Ce qu’il en est, c’est que les États Généraux de l’Alimentation ont été force de proposition, au moyen d’une consultation publique en ligne et d’ateliers ouvert au public, organisés pendant plusieurs mois. Le soutien à l’agriculture biologique a été débattu, alors que Monsieur Macron promettait en parallèle une sortie du glyphosate sous son quinquennat, et en même temps que les aides au maintien de l’agriculture bio étaient supprimées en septembre pour être déplacées sur l’aide à la conversion des agriculteurs.

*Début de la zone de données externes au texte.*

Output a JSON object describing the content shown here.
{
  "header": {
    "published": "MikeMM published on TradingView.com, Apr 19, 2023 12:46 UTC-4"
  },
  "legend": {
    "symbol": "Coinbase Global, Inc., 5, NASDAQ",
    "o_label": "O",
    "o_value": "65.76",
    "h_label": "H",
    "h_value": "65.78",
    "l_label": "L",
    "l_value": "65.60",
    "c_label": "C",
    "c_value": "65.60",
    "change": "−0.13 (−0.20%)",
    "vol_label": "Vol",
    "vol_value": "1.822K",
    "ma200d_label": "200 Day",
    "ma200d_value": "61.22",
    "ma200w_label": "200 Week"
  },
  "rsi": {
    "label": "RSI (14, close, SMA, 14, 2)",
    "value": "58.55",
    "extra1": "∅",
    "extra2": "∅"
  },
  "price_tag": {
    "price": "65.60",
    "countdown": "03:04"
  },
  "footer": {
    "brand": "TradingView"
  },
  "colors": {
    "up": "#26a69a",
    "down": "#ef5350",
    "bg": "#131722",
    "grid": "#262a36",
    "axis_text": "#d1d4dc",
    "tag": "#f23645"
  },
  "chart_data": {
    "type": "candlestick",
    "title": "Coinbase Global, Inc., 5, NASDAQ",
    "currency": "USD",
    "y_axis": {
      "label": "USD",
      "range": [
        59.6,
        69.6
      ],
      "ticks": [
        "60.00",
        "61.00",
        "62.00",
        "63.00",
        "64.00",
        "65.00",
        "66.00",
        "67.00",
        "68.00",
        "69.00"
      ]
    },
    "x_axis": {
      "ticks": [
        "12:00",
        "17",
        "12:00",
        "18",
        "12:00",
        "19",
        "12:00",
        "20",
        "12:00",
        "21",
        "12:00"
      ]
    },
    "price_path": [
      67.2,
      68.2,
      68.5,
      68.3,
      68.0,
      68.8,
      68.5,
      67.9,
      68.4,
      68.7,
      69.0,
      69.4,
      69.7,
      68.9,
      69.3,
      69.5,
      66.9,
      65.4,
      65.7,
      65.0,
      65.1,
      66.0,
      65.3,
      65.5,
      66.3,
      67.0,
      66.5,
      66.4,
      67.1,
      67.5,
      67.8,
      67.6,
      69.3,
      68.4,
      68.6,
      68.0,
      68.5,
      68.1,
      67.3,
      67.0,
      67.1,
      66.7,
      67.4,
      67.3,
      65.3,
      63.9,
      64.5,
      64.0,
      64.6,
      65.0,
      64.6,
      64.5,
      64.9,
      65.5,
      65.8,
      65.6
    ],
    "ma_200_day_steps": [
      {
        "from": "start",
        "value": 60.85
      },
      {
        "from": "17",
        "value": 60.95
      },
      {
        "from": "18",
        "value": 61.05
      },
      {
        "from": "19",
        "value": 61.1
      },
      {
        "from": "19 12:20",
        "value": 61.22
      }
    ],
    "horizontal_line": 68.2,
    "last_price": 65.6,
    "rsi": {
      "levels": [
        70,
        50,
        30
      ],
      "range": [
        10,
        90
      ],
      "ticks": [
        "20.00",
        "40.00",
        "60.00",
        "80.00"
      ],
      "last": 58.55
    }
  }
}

Les premiers États Généraux

 

Finalement, les conclusions sur les soutiens financiers apportées pour l’instant ont de quoi picorer mais pas rassasier. Parmi les 57 milliards d’euros destinés à l’investissement sur la période 2017-2022, l’État accordera 5 milliards pour soutenir de la compétitivité et de l’innovation des filières agricoles. Ils seront trop insuffisants pour que de réels progrès soient engagés dans une des filières. On n’a à ce jour pas d’indications sur des mesures à venir pour soutenir la transition écologique de l’agriculture, ni sur le paiement des services environnementaux, mais l’accent est mis sur la recherche de solutions dans le bio.

Néanmoins, l’élévation du seuil de revente à perte à 10 % sur les aliments et l’inversement de la contractualisation permettant aux producteurs de fixer un prix plus juste devraient rehausser les salaires des agriculteurs. Cela pourrait aussi augmenter le prix des produits alimentaires si les grandes distributions veulent conserver leurs marges actuelles et qu’aucunes mesures n’est prises pour prévenir cette hausse. Le souhait du gouvernement reste que les filières se restructurent pendant le quinquennat afin que des petits producteurs dispersés puissent affronter les quelques distributeurs qui se partagent le marché.

D’autres mesures ont de quoi faire un coup de pub : 50 % de produits labellisés et locaux dont 20 % issus de l’agriculture biologique dans la restauration collective, plus de sanctions en cas de maltraitance animale, une véritable politique de lutte contre le gaspillage. Une mesure prévoit de mieux informer le consommateur sur le contenu des produits qu’il achète en modifiant les informations sur l’étiquetage, afin par exemple de prévenir les problèmes de surpoids et d’obésité. C’est réellement révolutionnaire quand on se souvient des réticences des industriels dans le passé !

On parle peu de l’Europe

La volonté de permettre à des groupements de producteurs de faire le poids face aux industriels est comme vise à maintenir l’équilibre, avec le même objectif que les aides européennes en matière d’agriculture (PAC) de faire que les revenus de l’agriculteur ne soient pas absorbés par la rencontre entre l’offre et la demande. Si auparavant l’objectif de la PAC était de permettre à l’agriculteur de consommer et d’innover, aujourd’hui c’est celui de maintenir son activité, même quand elle n’est quasiment plus rentable. Avec le Brexit, on peut s’attendre à une diminution des aides de la PAC. Le droit européen qui s’applique sur les filières pourraient contrarier le projet de modernisation du gouvernement. Il n’aura pas été la vedette des États Généraux ; le Président se désintéresse médiatiquement de la question de la PAC, et mise sur l’exportation des produits français.

Après un premier projet de loi « pour l’équilibre des relations commerciales dans le secteur agricole et une alimentation saine et durable », pas de plan de sauvetage des agriculteurs français à coup de milliards sur la table. L’accent est mis sur la structuration des filières comme le moyen de rendre les agriculteurs indépendants et pour que le marché reste libre.

Les futures mesures à prévoir n’entraveront cependant pas la volonté des consommateurs de consommer plus responsables s’ils souhaitent être plus solidaires. Les AMAP et magasins de vente directe connaissent une plus grande médiatisation depuis la prise de conscience de leurs bienfaits pour l’environnement et sur l’agriculture locale. Le financement participatif en agriculture constitue aussi un acte solidaire, dans l’attente de plus d’informations sur la politique du gouvernement. Comme le dit en effet Eric Andrieu, eurodéputé, dans un communiqué de presse, le projet de loi manque de dimension européenne et on ne prévoit pas le développement des circuits courts moins dommageables pour l’environnement.